旷野寂寥,风声肃杀。谢廷玉端坐于踏月骓背上,眸光沉静地注视着前方逐渐逼
近的北秦军阵。
北秦素以铁骑称雄,慕容谒此番带来的皆是精锐骑兵。谢廷玉亦亲率北府军中最骁勇的飞骑营前来应战。
她俯身轻抚座下略焦躁喷息的战马,骤然扬声道:“北府军听令!斩敌将首级者,赏千户!临阵怯战后退者,立斩不赦!”
指挥戎车之上,旗手闻声挥动令旗,高声传令:“全军——出击!”
刹那间,两军如赤黑双蛟轰然相撞,绞杀在一处。
嘶吼声、战马哀鸣、兵刃交击之声震耳欲聋,血肉横飞,天地失色。
谢廷玉反手抽出腰间横刀,如一道黑色闪电直刺敌阵,迎面撞上一名北秦副将。她俯身避开数道劈砍,眼见又有几人合围而来,当即旋身挥斩,刀光过处,封喉见血。

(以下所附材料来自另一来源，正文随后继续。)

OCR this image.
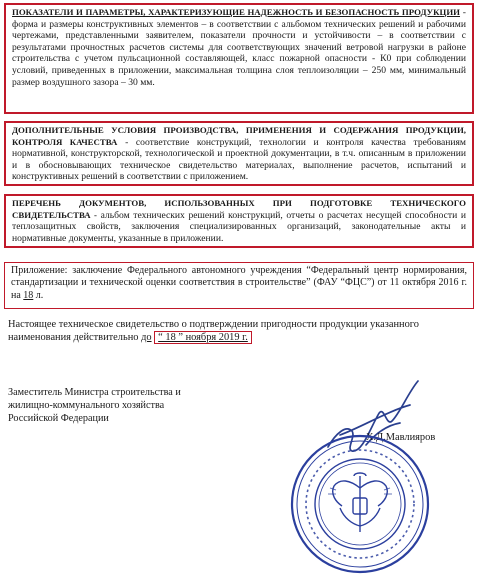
ПОКАЗАТЕЛИ И ПАРАМЕТРЫ, ХАРАКТЕРИЗУЮЩИЕ НАДЕЖНОСТЬ И БЕЗОПАСНОСТЬ ПРОДУКЦИИ - форма и размеры конструктивных элементов – в соответствии с альбомом технических решений и рабочими чертежами, представленными заявителем, показатели прочности и устойчивости – в соответствии с результатами прочностных расчетов системы для соответствующих значений ветровой нагрузки в районе строительства с учетом пульсационной составляющей, класс пожарной опасности - К0 при соблюдении условий, приведенных в приложении, максимальная толщина слоя теплоизоляции – 250 мм, минимальный размер воздушного зазора – 30 мм.
ДОПОЛНИТЕЛЬНЫЕ УСЛОВИЯ ПРОИЗВОДСТВА, ПРИМЕНЕНИЯ И СОДЕРЖАНИЯ ПРОДУКЦИИ, КОНТРОЛЯ КАЧЕСТВА - соответствие конструкций, технологии и контроля качества требованиям нормативной, конструкторской, технологической и проектной документации, в т.ч. описанным в приложении и в обосновывающих техническое свидетельство материалах, выполнение расчетов, испытаний и конструктивных решений в соответствии с приложением.
ПЕРЕЧЕНЬ ДОКУМЕНТОВ, ИСПОЛЬЗОВАННЫХ ПРИ ПОДГОТОВКЕ ТЕХНИЧЕСКОГО СВИДЕТЕЛЬСТВА - альбом технических решений конструкций, отчеты о расчетах несущей способности и теплозащитных свойств, заключения специализированных организаций, законодательные акты и нормативные документы, указанные в приложении.
Приложение: заключение Федерального автономного учреждения “Федеральный центр нормирования, стандартизации и технической оценки соответствия в строительстве” (ФАУ “ФЦС”) от 11 октября 2016 г. на 18 л.
Настоящее техническое свидетельство о подтверждении пригодности продукции указанного наименования действительно до “ 18 ” ноября 2019 г.
Заместитель Министра строительства и жилищно-коммунального хозяйства Российской Федерации
Х.Д.Мавлияров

趁着这一空挡,谢廷玉手中寒光一闪,横刀斜撩,势如破竹,直接将那名副将的头颅生生斩下。森寒刀刃霎时浸满鲜血,那具无头尸身晃了晃,轰然坠马。
谢廷玉提着那头颅,就往一方向疾驰而去。
王兰之这厢正与慕容谒纠缠在一起。她手持长枪,与这慕容谒的马矟相比,并不逊色,每每击打在一起都能发成铿锵脆响。
慕容谒咬紧牙关,用尽全身力气怒吼一声,挑准空隙就往王兰之腹部刺去。
电光石火间,一颗血淋淋的物事直扑慕容谒面门。她心头一惊,侧身急闪,王兰之趁势旋枪疾刺,锋刃没入其肩臂,随即勒马后撤数步。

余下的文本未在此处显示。